The anthology Breaking Bread is finally out—well, almost. The official release date from Beacon Press is 5/24. But I already have my contributor copies. It’s a beautiful book, physically and storily (which is definitely a word I just made up). So much gratitude to editors Deborah Joy Corey and Debra Spark.

Norwich Bookstore, Norwich, Vermont

JUNE 7, at 7 p.m., I’ll be reading with another contributor, Margery Irvine, at  the Norwich Bookstore in Norwich, Vermont. So if you know anyone within driving distance, send them our way. Yikes, I haven’t driven out of the state in 33 months!

JUNE 16, I’ll be reading at Coespace (Briar Patch Books) on Columbia Street in Bangor with Kimberley Ridley, Gibson Fay-LeBlanc, Donna Loring, and Deborah Joy Corey.

My essay, “I Tell Henry the Plate Is Red,” is about the time Henry came to me here in Maine in the year before he passed, a cluster of days in winter in which I got to cook in ways I hadn’t in years, in which I got to feed him and serve him, set the little square table for meals—three a day. He never ate three meals a day when he was in his own place—there were some days he didn’t eat at all until late at night—and this is long before he was sick. He’d just forget. Driven creatives can do that. I must, then, not be a ”driven” creative. I eat. I remember once when he didn’t eat and fainted in a store, fractured his ankle. He wore a boot. The docs wanted him to use a walker too, but, as he always said, nothing more dangerous than a blind man with a walker. How’s he going to wield that magical cane! Somehow he thought driving was safer, and when he could convince people to let him behind their wheel, he did!

Taken in 2008 when we were in Norway at the Notodden Blues Festival: there are a million stories around that trip.
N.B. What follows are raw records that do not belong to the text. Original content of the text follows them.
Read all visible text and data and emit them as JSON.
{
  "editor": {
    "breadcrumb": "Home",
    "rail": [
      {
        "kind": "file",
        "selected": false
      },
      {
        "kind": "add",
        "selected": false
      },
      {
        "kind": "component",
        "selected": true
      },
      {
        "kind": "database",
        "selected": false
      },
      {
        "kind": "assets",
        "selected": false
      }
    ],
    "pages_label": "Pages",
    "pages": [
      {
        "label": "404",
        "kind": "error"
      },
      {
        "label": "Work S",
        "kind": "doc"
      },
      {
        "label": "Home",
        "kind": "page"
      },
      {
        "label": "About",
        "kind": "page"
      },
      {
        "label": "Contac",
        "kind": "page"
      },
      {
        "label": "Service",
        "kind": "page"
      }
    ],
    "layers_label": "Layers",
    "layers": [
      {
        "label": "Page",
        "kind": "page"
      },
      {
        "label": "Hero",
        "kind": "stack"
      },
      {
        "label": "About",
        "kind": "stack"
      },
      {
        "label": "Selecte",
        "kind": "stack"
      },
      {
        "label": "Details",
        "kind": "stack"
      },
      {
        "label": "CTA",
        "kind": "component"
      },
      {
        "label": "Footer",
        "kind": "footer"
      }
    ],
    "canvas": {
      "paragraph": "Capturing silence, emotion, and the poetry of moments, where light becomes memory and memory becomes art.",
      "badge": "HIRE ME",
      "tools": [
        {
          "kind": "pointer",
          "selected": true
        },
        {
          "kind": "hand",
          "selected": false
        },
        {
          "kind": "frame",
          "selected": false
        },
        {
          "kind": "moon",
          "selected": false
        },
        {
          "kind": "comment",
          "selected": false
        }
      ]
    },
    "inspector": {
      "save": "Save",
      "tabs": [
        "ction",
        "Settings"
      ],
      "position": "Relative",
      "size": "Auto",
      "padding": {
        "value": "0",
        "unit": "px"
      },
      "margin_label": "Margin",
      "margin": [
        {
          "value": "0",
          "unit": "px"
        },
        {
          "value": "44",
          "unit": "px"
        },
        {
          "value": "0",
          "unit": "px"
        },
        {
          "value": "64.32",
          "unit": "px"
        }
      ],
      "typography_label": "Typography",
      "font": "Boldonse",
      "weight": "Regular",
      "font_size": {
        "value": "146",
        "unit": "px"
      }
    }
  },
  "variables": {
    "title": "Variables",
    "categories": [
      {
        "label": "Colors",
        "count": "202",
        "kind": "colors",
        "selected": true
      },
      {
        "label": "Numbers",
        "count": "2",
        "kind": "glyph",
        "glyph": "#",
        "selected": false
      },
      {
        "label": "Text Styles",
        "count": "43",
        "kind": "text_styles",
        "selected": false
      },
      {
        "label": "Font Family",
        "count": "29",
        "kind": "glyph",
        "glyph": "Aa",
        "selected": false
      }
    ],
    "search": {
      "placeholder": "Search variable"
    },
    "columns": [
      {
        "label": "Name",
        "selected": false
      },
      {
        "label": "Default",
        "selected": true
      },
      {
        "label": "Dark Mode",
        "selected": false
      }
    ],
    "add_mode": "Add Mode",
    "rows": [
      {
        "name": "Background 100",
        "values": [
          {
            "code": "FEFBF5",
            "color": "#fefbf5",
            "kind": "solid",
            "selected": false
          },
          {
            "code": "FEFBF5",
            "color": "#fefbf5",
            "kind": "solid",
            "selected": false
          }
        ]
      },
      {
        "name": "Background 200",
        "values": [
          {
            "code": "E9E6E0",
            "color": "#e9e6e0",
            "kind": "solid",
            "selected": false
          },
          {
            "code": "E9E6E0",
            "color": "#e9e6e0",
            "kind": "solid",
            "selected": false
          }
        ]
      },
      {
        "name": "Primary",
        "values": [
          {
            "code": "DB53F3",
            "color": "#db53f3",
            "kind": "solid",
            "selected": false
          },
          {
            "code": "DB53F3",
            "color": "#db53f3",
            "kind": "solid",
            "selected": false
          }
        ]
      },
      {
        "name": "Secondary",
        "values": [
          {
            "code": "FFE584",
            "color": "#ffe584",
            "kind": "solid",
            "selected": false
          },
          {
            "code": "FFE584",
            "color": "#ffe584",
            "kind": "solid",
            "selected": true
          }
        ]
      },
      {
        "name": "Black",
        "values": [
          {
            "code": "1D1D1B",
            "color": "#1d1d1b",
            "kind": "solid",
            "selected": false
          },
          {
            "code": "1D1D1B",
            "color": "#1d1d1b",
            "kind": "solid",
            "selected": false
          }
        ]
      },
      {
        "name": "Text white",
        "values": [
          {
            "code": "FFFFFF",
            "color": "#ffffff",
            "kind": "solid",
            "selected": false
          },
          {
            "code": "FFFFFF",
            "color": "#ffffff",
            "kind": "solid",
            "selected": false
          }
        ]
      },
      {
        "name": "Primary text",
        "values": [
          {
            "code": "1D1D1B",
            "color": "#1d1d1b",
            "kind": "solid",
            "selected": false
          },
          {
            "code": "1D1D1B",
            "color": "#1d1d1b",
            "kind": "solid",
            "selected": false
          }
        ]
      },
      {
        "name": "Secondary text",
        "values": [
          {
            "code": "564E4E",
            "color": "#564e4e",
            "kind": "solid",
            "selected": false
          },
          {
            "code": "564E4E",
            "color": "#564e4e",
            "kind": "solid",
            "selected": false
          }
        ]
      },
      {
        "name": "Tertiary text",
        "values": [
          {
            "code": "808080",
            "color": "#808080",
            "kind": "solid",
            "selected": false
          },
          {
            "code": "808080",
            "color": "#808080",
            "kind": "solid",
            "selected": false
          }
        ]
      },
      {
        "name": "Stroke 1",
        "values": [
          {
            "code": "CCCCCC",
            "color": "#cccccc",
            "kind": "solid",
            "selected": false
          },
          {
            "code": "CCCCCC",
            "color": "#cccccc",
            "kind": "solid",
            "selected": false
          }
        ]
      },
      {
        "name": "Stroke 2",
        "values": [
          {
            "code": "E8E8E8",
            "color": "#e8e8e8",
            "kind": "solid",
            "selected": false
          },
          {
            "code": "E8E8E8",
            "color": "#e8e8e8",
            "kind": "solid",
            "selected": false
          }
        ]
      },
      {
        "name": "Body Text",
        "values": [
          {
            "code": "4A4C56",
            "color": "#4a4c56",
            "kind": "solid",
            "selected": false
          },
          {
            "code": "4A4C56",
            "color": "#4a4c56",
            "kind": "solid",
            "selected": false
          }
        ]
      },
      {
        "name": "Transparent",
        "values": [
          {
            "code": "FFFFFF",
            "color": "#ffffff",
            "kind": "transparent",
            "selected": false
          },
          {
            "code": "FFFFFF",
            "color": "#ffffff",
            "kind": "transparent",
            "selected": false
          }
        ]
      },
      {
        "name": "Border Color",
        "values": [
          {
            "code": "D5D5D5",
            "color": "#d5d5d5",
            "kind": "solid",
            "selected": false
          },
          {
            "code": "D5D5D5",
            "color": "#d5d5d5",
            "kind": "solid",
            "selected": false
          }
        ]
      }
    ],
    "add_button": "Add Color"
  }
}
Here we were at an old church built around 1000 and although nothing was touchable they let Henry touch everything so he could see it.

When I received the request to write for the anthology, I had no idea what I would write about—I have so many food stories: the melding of an immigrant man’s palate with a younger woman’s from a small New England town whose cultural roots are dramatically different to make the family in which I would grow up; the girl (me) who had no interest in learning to cook and certainly no interest in lighting the gas stove with a match; holidays with their particular, quirky foods and their particular roles; friends’ families and their wild and wonderful foods (and customs) growing up in inner-city Boston; the uncatered outdoor-wedding feast (mine) in a postage-stamp-sized yard in Dorchester with 500 people (no RSVP: surprise!); learning to cook with no running water or electricity in Mt. Chase, Maine, much of it through the generosity of those extraordinary local folk I still call family (I can bake a mean loaf of bread, bake beans in a hole in the ground, cook everything from scratch—and I mean scratch, as in grinding the whole wheat berries to make the flour); being the only vegetarians in a small northern Maine hunter town hanging out with Marge and Dick Hall and their family down the road. There are so many food stories, and every one is filled with love and generosity.
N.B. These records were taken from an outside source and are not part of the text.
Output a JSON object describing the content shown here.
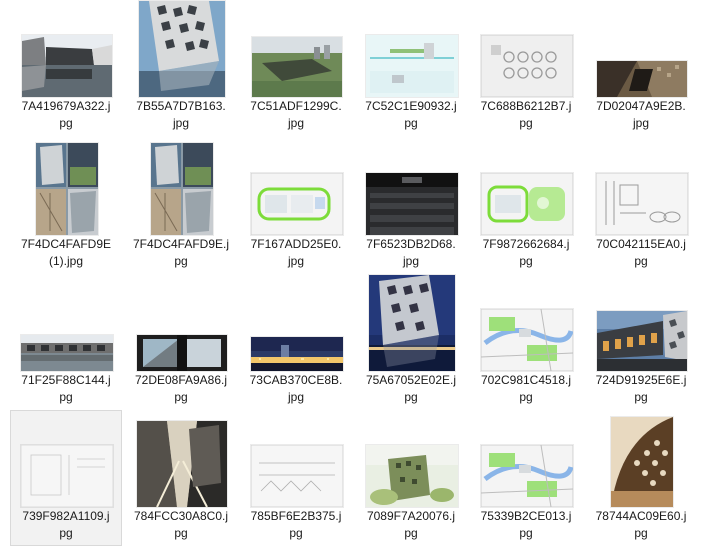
{
  "files": [
    {
      "name": "7A419679A322.jpg",
      "line1": "7A419679A322.j",
      "line2": "pg",
      "thumb": "bldg-reflect",
      "selected": false
    },
    {
      "name": "7B55A7D7B163.jpg",
      "line1": "7B55A7D7B163.",
      "line2": "jpg",
      "thumb": "facade-sky",
      "selected": false
    },
    {
      "name": "7C51ADF1299C.jpg",
      "line1": "7C51ADF1299C.",
      "line2": "jpg",
      "thumb": "aerial",
      "selected": false
    },
    {
      "name": "7C52C1E90932.jpg",
      "line1": "7C52C1E90932.j",
      "line2": "pg",
      "thumb": "section-pale",
      "selected": false
    },
    {
      "name": "7C688B6212B7.jpg",
      "line1": "7C688B6212B7.j",
      "line2": "pg",
      "thumb": "sheet-circles",
      "selected": false
    },
    {
      "name": "7D02047A9E2B.jpg",
      "line1": "7D02047A9E2B.",
      "line2": "jpg",
      "thumb": "interior-dark",
      "selected": false
    },
    {
      "name": "7F4DC4FAFD9E(1).jpg",
      "line1": "7F4DC4FAFD9E",
      "line2": "(1).jpg",
      "thumb": "collage",
      "selected": false
    },
    {
      "name": "7F4DC4FAFD9E.jpg",
      "line1": "7F4DC4FAFD9E.j",
      "line2": "pg",
      "thumb": "collage",
      "selected": false
    },
    {
      "name": "7F167ADD25E0.jpg",
      "line1": "7F167ADD25E0.",
      "line2": "jpg",
      "thumb": "plan-green",
      "selected": false
    },
    {
      "name": "7F6523DB2D68.jpg",
      "line1": "7F6523DB2D68.",
      "line2": "jpg",
      "thumb": "auditorium",
      "selected": false
    },
    {
      "name": "7F9872662684.jpg",
      "line1": "7F9872662684.j",
      "line2": "pg",
      "thumb": "plan-green2",
      "selected": false
    },
    {
      "name": "70C042115EA0.jpg",
      "line1": "70C042115EA0.j",
      "line2": "pg",
      "thumb": "detail-sheet",
      "selected": false
    },
    {
      "name": "71F25F88C144.jpg",
      "line1": "71F25F88C144.j",
      "line2": "pg",
      "thumb": "bldg-reflect2",
      "selected": false
    },
    {
      "name": "72DE08FA9A86.jpg",
      "line1": "72DE08FA9A86.j",
      "line2": "pg",
      "thumb": "window-frame",
      "selected": false
    },
    {
      "name": "73CAB370CE8B.jpg",
      "line1": "73CAB370CE8B.",
      "line2": "jpg",
      "thumb": "night-skyline",
      "selected": false
    },
    {
      "name": "75A67052E02E.jpg",
      "line1": "75A67052E02E.j",
      "line2": "pg",
      "thumb": "night-tower",
      "selected": false
    },
    {
      "name": "702C981C4518.jpg",
      "line1": "702C981C4518.j",
      "line2": "pg",
      "thumb": "site-plan",
      "selected": false
    },
    {
      "name": "724D91925E6E.jpg",
      "line1": "724D91925E6E.j",
      "line2": "pg",
      "thumb": "long-bldg",
      "selected": false
    },
    {
      "name": "739F982A1109.jpg",
      "line1": "739F982A1109.j",
      "line2": "pg",
      "thumb": "blank-sheet",
      "selected": true
    },
    {
      "name": "784FCC30A8C0.jpg",
      "line1": "784FCC30A8C0.j",
      "line2": "pg",
      "thumb": "corridor",
      "selected": false
    },
    {
      "name": "785BF6E2B375.jpg",
      "line1": "785BF6E2B375.j",
      "line2": "pg",
      "thumb": "elevation-sheet",
      "selected": false
    },
    {
      "name": "7089F7A20076.jpg",
      "line1": "7089F7A20076.j",
      "line2": "pg",
      "thumb": "render-green",
      "selected": false
    },
    {
      "name": "75339B2CE013.jpg",
      "line1": "75339B2CE013.j",
      "line2": "pg",
      "thumb": "site-plan",
      "selected": false
    },
    {
      "name": "78744AC09E60.jpg",
      "line1": "78744AC09E60.j",
      "line2": "pg",
      "thumb": "lattice-tall",
      "selected": false
    }
  ]
}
But this is the story that rose up, and once its first words became first sentences, there was no other story to write.

An early scribbling draft, some of which survives and much of which doesn’t. With gratitude to Tori Britton who was my reader, her keen eye helping me sort through some final edits on short notice.

Here’s the truth: I never know what I’m going to write about. The story chooses me. It’s like I’m standing on the train platform, and when the train arrives, I don’t notice the destination posted in its window. I get on the train. The doors close. And off I go.

Breaking Bread is an extraordinary book, with almost 70 Maine writers (full- and part-timers, long-haulers and short-timers, alike) writing about food in many of its coats (family, history, making, love and loss, community, dislike, poverty, self-perception—you know, the list is long). Most of us wrote original work for Breaking Bread. A few republished. All of us donated our work to make money for Blue Angel, a small, local food nonprofit that feeds the hungry in Maine.

Just so you get a sense of the range, we have Richard Russo, Lily King, Kifah Abdulla, Christina Baker Kline, Richard Ford, Stuart Kestenbaum, Roxana Robinson, Bill Roorbach, Myronn Hardy, Susan Minot, Maureen Stanton, Sandy Oliver, and, obviously, a bundle more.

I am so grateful. Hope to see you in one of the seats at one of the readings!